As an aside, there was an old Bugs Bunny cartoon where he’s playing golf. He uses a putter on the green, but he doesn’t use it in the conventional way: He lies down on the ground and uses it like a pool cue, striking with the handle end. Might that possibly even be legal in standard golf, under the Air Bud rule that nothing actually prohibits it?
Added rules apply to putts, as per Rule 16. Among them, you cannot straddle the putt (no croquet-style putting), nor can you be touching the line of the putt (or the extension of that line behind the ball).
Sam Snead, when older, used to comply with the rules while still trying to use something akin to a croquet-style. He would stand facing the hole with his feet to one side of the ball. Then he would swing a long putter pendulum-style, leaning ever-so-slightly to his right so that he was looking more-or-less down the line of the putt. It helped him avoid bending over, as I recall.

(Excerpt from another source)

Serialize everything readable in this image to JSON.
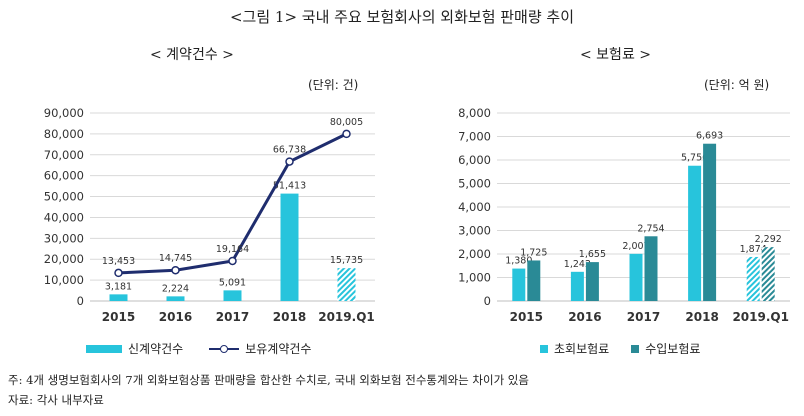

Wish I saw this thread earlier - FWIW - a bunch of us teen-aged tennis brats went onto a 375-yard hole and smacked a bunch of golf balls to within 30 to 50 yards of the hole.* A possible factor, along with being leeward, is that myself and a couple others, a few years later, were able to clock in tennis serves upwards of 119 m.p.h.
Beware: if you’re actually silly enough to try this…you are striking a much, much harder object (and smaller, too) making it far easier and quicker to break strings.
Not ready to challenge Maurice Allen yet, maybe.:o
I find that very very hard to believe. Your reported tennis racquet distances would equal the longest drivers in the PGA. Their swing speeds are about 113 mph.
Swing speed != exit speed of the ball. Comparing the amount of impetus a tennis racquet can impart to a golf ball to that which it can impart to a tennis ball might be difficult.
I do tend to doubt the claims of the poster, but that’s because of my own results from whacking golf balls with tennis racquets.
I realize that, the difference in elasticity would make it more complicated. However the length of a golf club is going to give it a big advantage over a tennis racquet.